The most interesting thing about this episode, though, is that there are a couple of basketball players who DO shoot free-throws underhand (and do well). The argument is that these people have a “low threshold” in that they don’t need other people to tell them it is ok or a good idea to shoot in this way. They know that it works, and so they do it. Most of us, of course, don’t want to stand-out or be abnormal in any way. Even famous basketball payers. The flip side of this is that since these people don’t really care what others think of them, they’re also kind of assholes. So the existential question is: do you want to be a stand-out asshole or a mediocre person with friends?
But now you know the gist of the episode, so you can just skip it and listen to this one which is so much more interesting:
This is my #1 recommended episode for this week – though, it’s from last month. whomp whomp. You probably missed it, though, with all the summer vacations and family gettogethers. And I’m here to tell you that it is well worth your while to go back and give this a listen. People have very strong opinions about being fat, and typically, we shy away from even saying the word. In fact, in the first act of this episode, they talk about “coming out as fat.” Because most of us only talk about being fat if we are initiating a discussion about losing weight or want others to assure us that “no, you’re not fat!” As a teacher, I literally hear this discussion every day, whether from other teachers or from high schoolers. And it is sooo disheartening. Mostly because people desperately want to lose weight, but hardly ever actually do or even if they do, can’t seem to maintain. Even if you think you are well-educated on “fat” issues, you need to listen to this episode.
The fat wars are real, and are having a devastating impact on real people’s lives. This episode is an important listen for anyone who is a person. It is true that we have an obesity epidemic, but it is also true that we are handling it completely wrong.
Rating: If you have extra time…
If you have time, add this one to your queue. This episode definitely has its merits and brings up some interesting questions and ideas, though it didn’t quite meet my high expectations from the first season of this podcast (which if you didn’t listen to the first season – just go ahead and add all of those to your queue).

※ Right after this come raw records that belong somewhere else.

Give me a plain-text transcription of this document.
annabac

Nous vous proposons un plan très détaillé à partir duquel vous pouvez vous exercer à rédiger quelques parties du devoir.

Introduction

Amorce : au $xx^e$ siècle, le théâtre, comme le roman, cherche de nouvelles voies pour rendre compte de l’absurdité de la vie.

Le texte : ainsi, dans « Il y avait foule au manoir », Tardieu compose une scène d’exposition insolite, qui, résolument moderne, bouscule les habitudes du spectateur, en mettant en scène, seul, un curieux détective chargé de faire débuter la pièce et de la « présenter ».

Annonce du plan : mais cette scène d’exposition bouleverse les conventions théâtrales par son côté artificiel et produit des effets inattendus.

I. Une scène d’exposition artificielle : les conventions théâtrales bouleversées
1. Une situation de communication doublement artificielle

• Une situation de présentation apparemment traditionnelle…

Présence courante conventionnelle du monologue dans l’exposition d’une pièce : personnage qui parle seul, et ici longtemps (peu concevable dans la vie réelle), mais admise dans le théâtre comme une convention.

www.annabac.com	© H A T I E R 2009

In this episode, they explore the norms of a culture and of sub-cultures within a culture. Apparently, people in Russia don’t smile. And not just because it’s so cold there. American smiles were (are?) viewed as false and cheap… (and they’re not totally wrong, are they?) In Russian culture, smiling is way too intimate an act to share with strangers. So when McDonald’s opened in Russia, they had an uphill battle to fulfill their motto: “We love to see you smile.”
Similarly, oil rig workers in America don’t cry. But should they? Would it make them safer if they felt comfortable sharing their feelings with each other? Would it make them better employees? Would there be fewer injuries and deaths on the rigs? The second half of the episode explores an unlikely experiment that asked hyper-masculine men to share their deepest feelings with their coworkers. I wish they would have explored the norms (and spectrum) of masculinity and femininity a little more with this, but it was still an interesting story.